3

I'm learning eBPF and I'm playing with it in order to understand it better while following the docs but there's something I don't understand why it's not working...

I have this very simple code that stops the code and returns 5.

int main() {
   exit(5);
   return 0;
}

The exit function from the code above calls the exit_group syscall as can we can see by using strace (image below) yet within my Python code that's using eBPF through bcc the output I get for my bpf_trace_printk is the value 208682672 and not the value 5 that the exit_group syscall is called with as I was expecting...

strace return

from bcc import BPF

def main():
    bpftext = """
    #include <uapi/linux/ptrace.h>

    void my_exit(struct pt_regs *ctx, int status){
        bpf_trace_printk("%d", status);
    }
    """

    bpf = BPF(text=bpftext)
    fname = bpf.get_syscall_fnname('exit_group')
    bpf.attach_kprobe(event=fname, fn_name='my_exit')

    while True:
        print(bpf.trace_fields())


if __name__ == '__main__':
    main()

I've looked into whatever I found online but I couldn't find a solution as I've been investigating this problem for a few days now...

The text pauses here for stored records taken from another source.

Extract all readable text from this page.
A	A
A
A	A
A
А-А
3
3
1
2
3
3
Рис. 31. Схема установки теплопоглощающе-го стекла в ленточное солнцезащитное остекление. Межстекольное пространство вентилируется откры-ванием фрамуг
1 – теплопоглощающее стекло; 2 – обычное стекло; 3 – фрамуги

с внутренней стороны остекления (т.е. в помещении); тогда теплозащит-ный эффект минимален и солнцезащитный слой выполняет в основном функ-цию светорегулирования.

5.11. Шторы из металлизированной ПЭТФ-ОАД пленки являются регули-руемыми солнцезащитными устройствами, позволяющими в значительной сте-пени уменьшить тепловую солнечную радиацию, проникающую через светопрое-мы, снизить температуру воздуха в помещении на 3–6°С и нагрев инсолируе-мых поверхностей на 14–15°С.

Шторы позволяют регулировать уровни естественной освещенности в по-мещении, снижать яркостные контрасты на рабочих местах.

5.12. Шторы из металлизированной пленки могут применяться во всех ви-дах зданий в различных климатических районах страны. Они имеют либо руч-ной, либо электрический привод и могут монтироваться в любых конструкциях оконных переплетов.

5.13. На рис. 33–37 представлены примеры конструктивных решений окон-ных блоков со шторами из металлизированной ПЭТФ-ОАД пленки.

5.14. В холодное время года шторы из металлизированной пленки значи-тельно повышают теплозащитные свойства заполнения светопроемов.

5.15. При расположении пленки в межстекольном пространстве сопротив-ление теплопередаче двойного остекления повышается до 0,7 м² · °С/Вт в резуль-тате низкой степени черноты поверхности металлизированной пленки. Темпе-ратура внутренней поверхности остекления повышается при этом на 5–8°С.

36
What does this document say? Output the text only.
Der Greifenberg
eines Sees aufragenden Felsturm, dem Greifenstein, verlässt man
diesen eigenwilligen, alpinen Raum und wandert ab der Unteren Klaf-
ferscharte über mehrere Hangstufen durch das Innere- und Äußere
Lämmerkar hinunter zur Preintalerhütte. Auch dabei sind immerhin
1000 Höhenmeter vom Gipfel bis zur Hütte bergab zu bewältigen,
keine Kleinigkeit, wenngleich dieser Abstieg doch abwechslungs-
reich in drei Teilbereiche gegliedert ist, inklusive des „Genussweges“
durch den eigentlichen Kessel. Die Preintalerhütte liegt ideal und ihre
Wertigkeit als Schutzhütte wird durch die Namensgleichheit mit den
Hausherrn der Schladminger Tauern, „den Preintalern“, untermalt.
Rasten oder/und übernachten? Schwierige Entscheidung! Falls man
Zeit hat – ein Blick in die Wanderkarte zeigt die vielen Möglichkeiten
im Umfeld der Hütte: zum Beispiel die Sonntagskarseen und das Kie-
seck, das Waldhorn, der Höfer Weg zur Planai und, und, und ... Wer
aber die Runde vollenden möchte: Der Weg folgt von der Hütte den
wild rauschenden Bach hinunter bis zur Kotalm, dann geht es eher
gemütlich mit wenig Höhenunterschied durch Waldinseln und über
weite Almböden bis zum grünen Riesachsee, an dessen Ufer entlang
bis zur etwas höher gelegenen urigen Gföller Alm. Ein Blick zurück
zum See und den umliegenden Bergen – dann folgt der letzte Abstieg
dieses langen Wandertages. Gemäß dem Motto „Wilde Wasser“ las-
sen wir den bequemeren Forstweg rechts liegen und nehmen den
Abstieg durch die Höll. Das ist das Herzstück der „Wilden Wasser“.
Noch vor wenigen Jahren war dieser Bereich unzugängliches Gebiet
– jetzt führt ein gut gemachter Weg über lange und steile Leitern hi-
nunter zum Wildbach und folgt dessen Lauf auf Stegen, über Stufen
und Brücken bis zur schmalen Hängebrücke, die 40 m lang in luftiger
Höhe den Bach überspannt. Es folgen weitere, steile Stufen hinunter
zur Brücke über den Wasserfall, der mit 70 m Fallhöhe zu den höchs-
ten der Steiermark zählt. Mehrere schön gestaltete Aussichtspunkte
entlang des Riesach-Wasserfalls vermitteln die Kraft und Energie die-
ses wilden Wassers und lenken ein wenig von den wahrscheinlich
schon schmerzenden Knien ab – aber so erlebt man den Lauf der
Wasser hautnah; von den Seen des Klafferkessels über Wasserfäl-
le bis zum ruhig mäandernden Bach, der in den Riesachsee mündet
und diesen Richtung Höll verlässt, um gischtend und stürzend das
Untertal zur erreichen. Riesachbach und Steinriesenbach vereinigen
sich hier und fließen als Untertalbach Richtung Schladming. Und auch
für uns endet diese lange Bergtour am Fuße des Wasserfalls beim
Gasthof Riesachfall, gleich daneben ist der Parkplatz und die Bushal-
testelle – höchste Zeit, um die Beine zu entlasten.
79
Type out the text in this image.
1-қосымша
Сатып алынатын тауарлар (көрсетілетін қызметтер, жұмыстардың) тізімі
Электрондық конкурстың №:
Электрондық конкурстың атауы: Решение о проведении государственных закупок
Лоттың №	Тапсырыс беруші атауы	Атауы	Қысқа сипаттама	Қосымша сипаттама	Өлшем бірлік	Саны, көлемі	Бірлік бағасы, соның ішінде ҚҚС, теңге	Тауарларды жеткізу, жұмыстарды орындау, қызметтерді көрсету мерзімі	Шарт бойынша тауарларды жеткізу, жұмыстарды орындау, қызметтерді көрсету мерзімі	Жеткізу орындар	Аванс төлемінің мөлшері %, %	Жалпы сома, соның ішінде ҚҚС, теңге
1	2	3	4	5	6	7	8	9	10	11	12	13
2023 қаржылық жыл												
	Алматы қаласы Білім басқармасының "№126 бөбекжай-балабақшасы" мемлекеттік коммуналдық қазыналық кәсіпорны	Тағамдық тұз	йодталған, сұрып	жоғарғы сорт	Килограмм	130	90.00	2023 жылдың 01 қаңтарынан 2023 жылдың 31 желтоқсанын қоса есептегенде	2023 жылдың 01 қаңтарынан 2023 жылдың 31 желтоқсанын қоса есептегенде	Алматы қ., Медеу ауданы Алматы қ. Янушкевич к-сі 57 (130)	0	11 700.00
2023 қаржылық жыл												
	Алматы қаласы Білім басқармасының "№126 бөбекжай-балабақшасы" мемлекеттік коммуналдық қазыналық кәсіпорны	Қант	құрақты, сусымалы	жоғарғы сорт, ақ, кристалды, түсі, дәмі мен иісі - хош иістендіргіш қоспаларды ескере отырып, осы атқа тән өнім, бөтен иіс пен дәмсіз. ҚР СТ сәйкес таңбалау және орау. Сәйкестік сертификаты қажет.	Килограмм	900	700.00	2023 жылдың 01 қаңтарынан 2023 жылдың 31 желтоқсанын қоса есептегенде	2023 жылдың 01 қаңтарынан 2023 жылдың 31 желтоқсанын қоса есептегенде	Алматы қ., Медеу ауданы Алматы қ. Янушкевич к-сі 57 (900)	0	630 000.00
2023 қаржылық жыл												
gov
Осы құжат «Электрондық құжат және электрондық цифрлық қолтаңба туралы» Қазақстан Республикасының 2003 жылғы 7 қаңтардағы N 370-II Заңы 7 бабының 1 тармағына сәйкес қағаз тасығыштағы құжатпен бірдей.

I truly appreciate any help available and thank you!

2 Answers2

1

I am not sure if your probe function should take 3 arguments. They seem to many. In any case, the struct pt_regs *ctx you have should already hold any information you need. You should be able to read any register value through dedicated macros (PT_REGS_xxx) or manually accessing the structure fields.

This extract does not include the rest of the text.